El ele vermiş de gelen güzeller,
Tanrı selamını almaz mısınız?
Mevlam sizi süs için mi yaratmış,
Siz gel demeyince gelmez misiniz?
.
Karadır kaşınız yaydan nic’olur,
Bugün dünya yarın ahret güç olur,
Bir gönül yapması yüz bin hac olur,
Siz gönül yapmasın bilmez misiniz?
.
Gurbete gidenler azığın alır,
Kimisi gider de kimisi kalır,
Kimi sevap için Kâbe’ye varır,
Kabe gönlünüzde bilmez misiniz?
.
SÜMMANİ’yem ben derdi niderim,
Başım alır diyar diyar giderim.
Yarın mahşer günü dava ederim,
Siz mahşer yerine gelmez misiniz.
.
AŞIK SÜMMANİ / (Doğumu ve ölümü: Erzurum / Narman / Samikale köyü. 1861- 5 Ocak 1915)
.
Aşık Sümmani veya Narman’lı Sümmani mahlası ile bilinen ozanın asıl adı Hüseyin’dir.

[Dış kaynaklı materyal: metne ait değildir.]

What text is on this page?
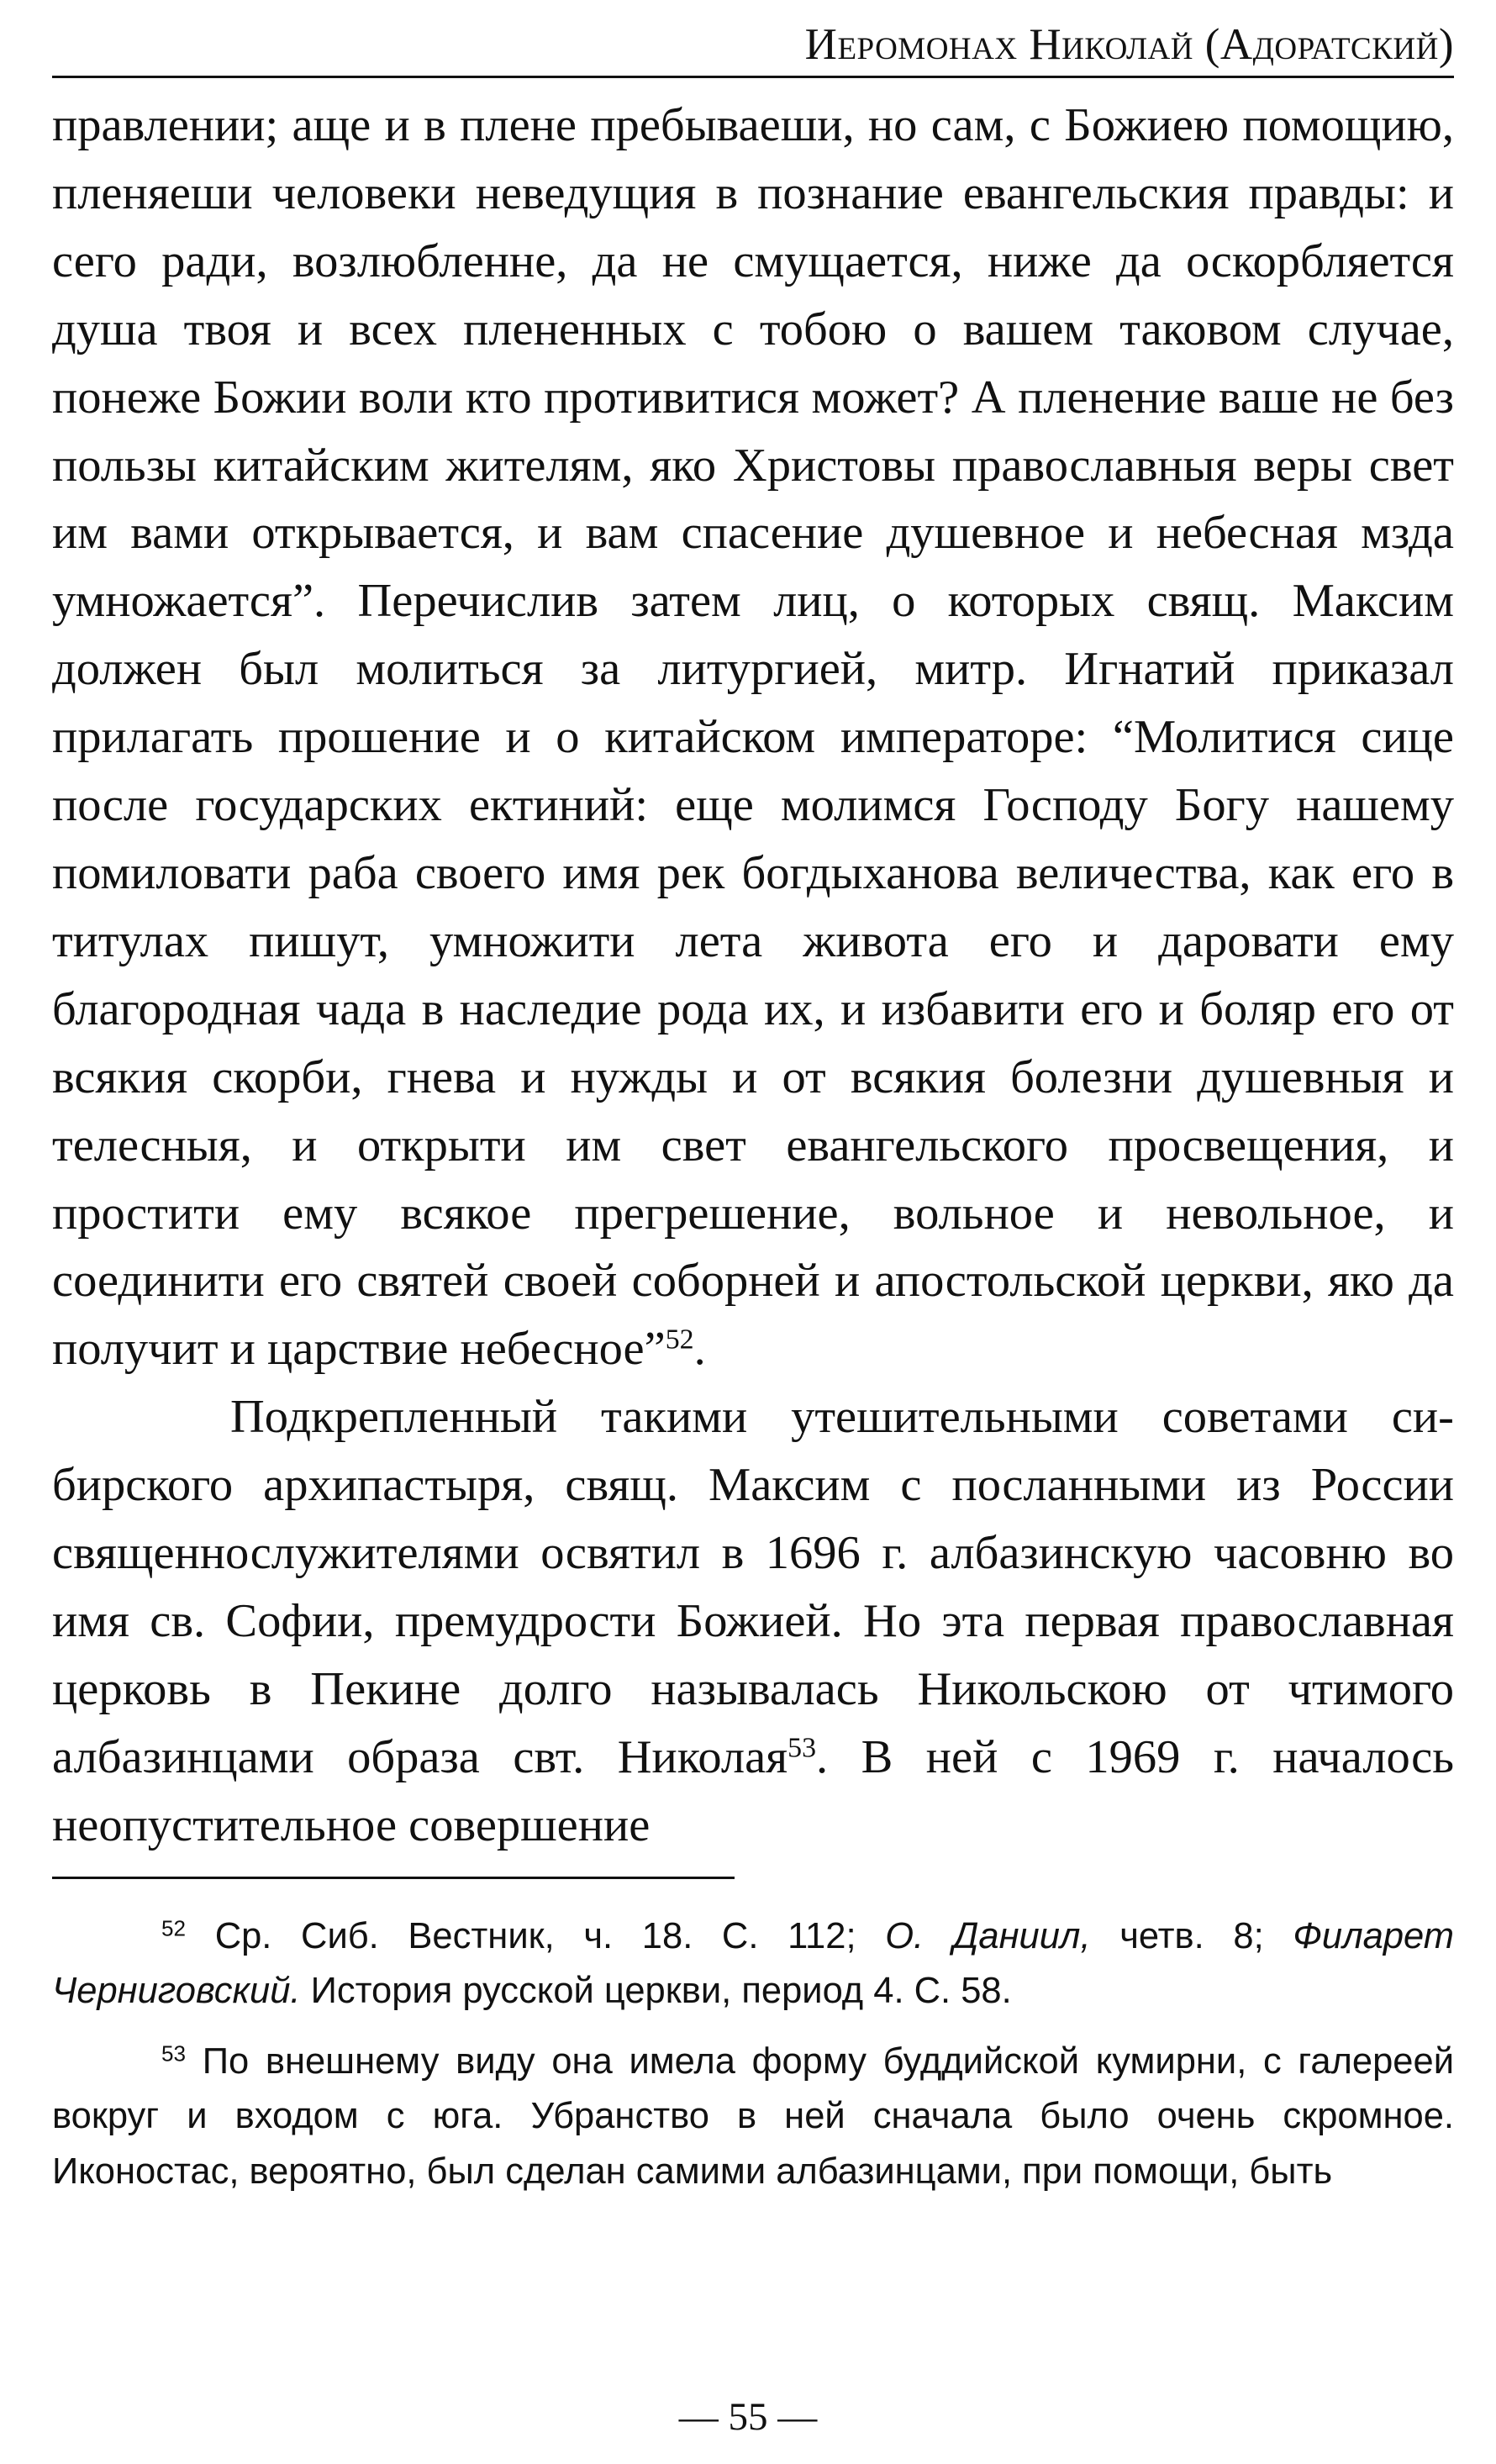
Иеромонах Николай (Адоратский)

правлении; аще и в плене пребываеши, но сам, с Божиею помощию, пленяеши человеки неведущия в познание евангельския правды: и сего ради, возлюбленне, да не смущается, ниже да оскорбляется душа твоя и всех плененных с тобою о вашем таковом случае, понеже Божии воли кто противитися может? А пленение ваше не без пользы китайским жителям, яко Христовы православныя веры свет им вами открывается, и вам спасение душевное и небесная мзда умножается”. Перечислив затем лиц, о которых свящ. Максим должен был молиться за литургией, митр. Игнатий приказал прилагать прошение и о китайском императоре: “Молитися сице после государских ектиний: еще молимся Господу Богу нашему помиловати раба своего имя рек богдыханова величества, как его в титулах пишут, умножити лета живота его и даровати ему благородная чада в наследие рода их, и избавити его и боляр его от всякия скорби, гнева и нужды и от всякия болезни душевныя и телесныя, и открыти им свет евангельского просвещения, и простити ему всякое прегрешение, вольное и невольное, и соединити его святей своей соборней и апостольской церкви, яко да получит и царствие небесное”$^{52}$.

Подкрепленный такими утешительными советами сибирского архипастыря, свящ. Максим с посланными из России священнослужителями освятил в 1696 г. албазинскую часовню во имя св. Софии, премудрости Божией. Но эта первая православная церковь в Пекине долго называлась Никольскою от чтимого албазинцами образа свт. Николая$^{53}$. В ней с 1969 г. началось неопустительное совершение

$^{52}$ Ср. Сиб. Вестник, ч. 18. С. 112; О. Даниил, четв. 8; Филарет Черниговский. История русской церкви, период 4. С. 58.

$^{53}$ По внешнему виду она имела форму буддийской кумирни, с галереей вокруг и входом с юга. Убранство в ней сначала было очень скромное. Иконостас, вероятно, был сделан самими албазинцами, при помощи, быть

— 55 —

Hasan Ağa adlı yoksul bir köylünün oğludur. Rüyasında gördüğü Gülperi isimli bir güzeli aramak için sazını alıp dağ taş onu arar. Uzunca bir süre Kafkas diyarlarını gezen aşık yaşlandığında memleketine gelir ve orada Hakk’a yürür. Tahsili olmadığı halde engin bir bilgi ve tasavvuf sahibi olmuştur.